As a graduate student, I spend most of the year buried in books, taking tests, writing papers, participating in group discussions, and listening attentively—or not so attentively—to lectures. In a word: I spend most of the year learning. And though I thoroughly enjoy school, and am thankful for all the time I get to spend in it, by the time summertime hits, I’m ready for a break. Most summers, I get the break I’m looking for. Key word: most.
This summer is not like most: at Reality, I’m still in school. And the unique thing is, while I normally desire a break from school, here at Reality I want no such thing. All I want to do is to continue learning.
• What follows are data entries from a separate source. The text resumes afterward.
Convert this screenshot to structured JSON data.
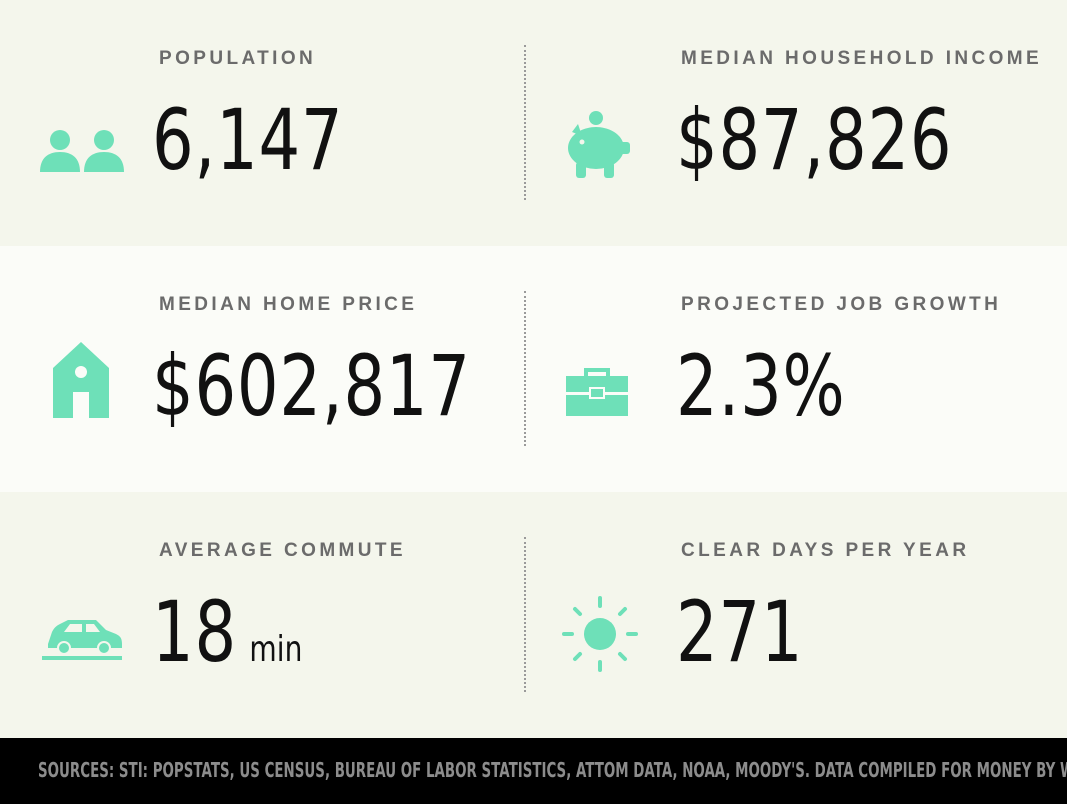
{
  "theme": {
    "accent": "#6ee0b8",
    "label_color": "#6b6b6b",
    "value_color": "#111111",
    "footer_bg": "#000000",
    "footer_text": "#8c8c8c"
  },
  "stats": {
    "population": {
      "label": "POPULATION",
      "value": "6,147",
      "icon": "people-icon"
    },
    "median_household_income": {
      "label": "MEDIAN HOUSEHOLD INCOME",
      "value": "$87,826",
      "icon": "piggy-bank-icon"
    },
    "median_home_price": {
      "label": "MEDIAN HOME PRICE",
      "value": "$602,817",
      "icon": "house-icon"
    },
    "projected_job_growth": {
      "label": "PROJECTED JOB GROWTH",
      "value": "2.3%",
      "icon": "briefcase-icon"
    },
    "average_commute": {
      "label": "AVERAGE COMMUTE",
      "value": "18",
      "unit": "min",
      "icon": "car-icon"
    },
    "clear_days_per_year": {
      "label": "CLEAR DAYS PER YEAR",
      "value": "271",
      "icon": "sun-icon"
    }
  },
  "footer": {
    "sources": "SOURCES: STI: POPSTATS, US CENSUS, BUREAU OF LABOR STATISTICS, ATTOM DATA, NOAA, MOODY'S. DATA COMPILED FOR MONEY BY WITLYTIC."
  }
}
So, what have I learned this summer? And to what teachers do I owe credit? Here are some highlights:
Standing on the pier, with the wind blowing in our faces, and the loud, but comforting rush of the water in our ears, Mike pointed to the lake and, as if pointing at a chalkboard, said: “Do you remember when God parted the sea? Look! Do you remember when Jesus walked on water? Look!” Thus from Mike, I learned that even a moment like standing on a pier in the middle of the afternoon is an invitation to see the story of Scripture come to life.
Of my many teachers at Daytime, and of all the lessons that I’ve learned, the times that stick out the most are the times when I made food. When David taught me how to make the most delicious granola bars imaginable, and when Jasmine and Paige taught me how to make the largest funfetti cupcakes the Ronald McDonald house had ever seen—I’ll never forget those moments. Man, those desserts were tasty!
I am proud to say that during Summerfest, under the careful eye of a teacher named Christian, I officially learned how to dab. Watch out!
How do you recognize a basil plant? How do you distinguish a watermelon plant from that of a squash? If not for my teachers Bonnie, Tikelah, and Tony, aka the Green Thumbs, I would not know how to answer such questions.
The Sound, Daytime, Summerfest, Corner House—these words, and others like them, have defined my summer. I view them as the names of the subjects I’ve been encouraged to study while attending “summer school” at Reality. What all of these highlights show is, that while most students are out of school for the summer, I’m happily still in it. I’m happily still learning at Reality.